Am I serious? I’m going to go there and see her on a day outside our arrangement?
I shouldn’t do that. It would be a bad idea.
Why not, though? What would be the harm in seeing her?
I can do that if I want to. Rules are meant to be fucking broken. What’s the point in being the rebel if you can’t do that?
Before I can talk myself out of it, I leave the house and head to the hospital.
When I get there, the staff look happy to see me and allow me inside when I tell them I’m there to see someone. I used to meet Mom for lunch sometimes, and if she was ever working on a weekend, I’d pick her up, and we’d go to dinner after work.
No one knows that side of me. Only she did. She was the only person worth showing it to.
The custodian directs me to Billie. When I find her reading a story to a group of kids who look like they’ve been receiving chemo, I stop in my tracks and hang back so I can watch her.
She smiles at them, and I’m reminded of the way my mother used to be with her patients. Especially the ones like those I’m observing who were on the clinical trials. Those who’d gone past hoping and had to rely on miracles.
There are so many similarities between this girl and my mother—each pushing my cold heart to open and cast aside the darkness threatening to swallow me whole.
Billie finishes up the story, and the children clap.
She lifts her head to look at the clock, and that’s when she spots me.

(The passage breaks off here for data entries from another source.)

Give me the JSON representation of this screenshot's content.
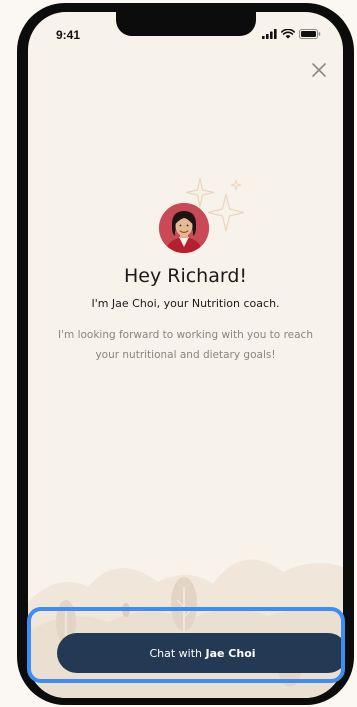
{
  "status_bar": {
    "time": "9:41",
    "icons": [
      "cellular-signal-icon",
      "wifi-icon",
      "battery-icon"
    ]
  },
  "header": {
    "close_icon": "close-icon"
  },
  "coach": {
    "greeting": "Hey Richard!",
    "intro": "I'm Jae Choi, your Nutrition coach.",
    "message": "I'm looking forward to working with you to reach your nutritional and dietary goals!"
  },
  "cta": {
    "prefix": "Chat with ",
    "name": "Jae Choi"
  },
  "colors": {
    "background": "#f7f2ea",
    "button": "#243a54",
    "highlight": "#3f8cf2",
    "avatar_bg": "#c94a55"
  }
}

Our eyes lock, and I can see the fear riddling her mind.
Quickly she dismisses the children and walks over to me with a look of uncertainty on her face.
“Hi,” she says, bringing her hands together. “You’re here.”
“You are too. Didn’t know you were working here.”
Nervousness comes back to her eyes. “I started last week. I didn’t exactly want to talk about it too much because I’m not sticking around, and…”
Her voice trails off, and I know why.
“My mother used to work here.”
“Yeah. I’m mindful when talking about your mother. I don’t think I have any right to mention her.”
Weeks ago, I might have felt the same way. I don’t now. “It’s okay to talk about her. I think if she were alive, she might be extremely fascinated with you.”
“Really?”
“Yeah. She would have liked that you want to work with people who have rare illnesses. I like that you do.”Christ, listen to me.There was something freeing about saying that, though.
“Is that why you’re here?” She raises a brow. “Because it’s kind of Saturday and we don’t see each other on Saturdays. Unless you changed the rules of the contract.”
I gaze into those bright green eyes, and they suck me into a place I never want to leave, swallowing me whole. The feeling makes me want to be real with her and not hide.
“This isn’t about that. I wanted to see you.”
“And so, you tracked me down?”
“It makes me more interesting; don’t you think?”
She smiles. “It does, but you’re going to have to stop doing that if you don’t want me to think you’re a stalker.”
“What’s wrong with being your stalker?” I feign innocence and lift my shoulders into a shrug.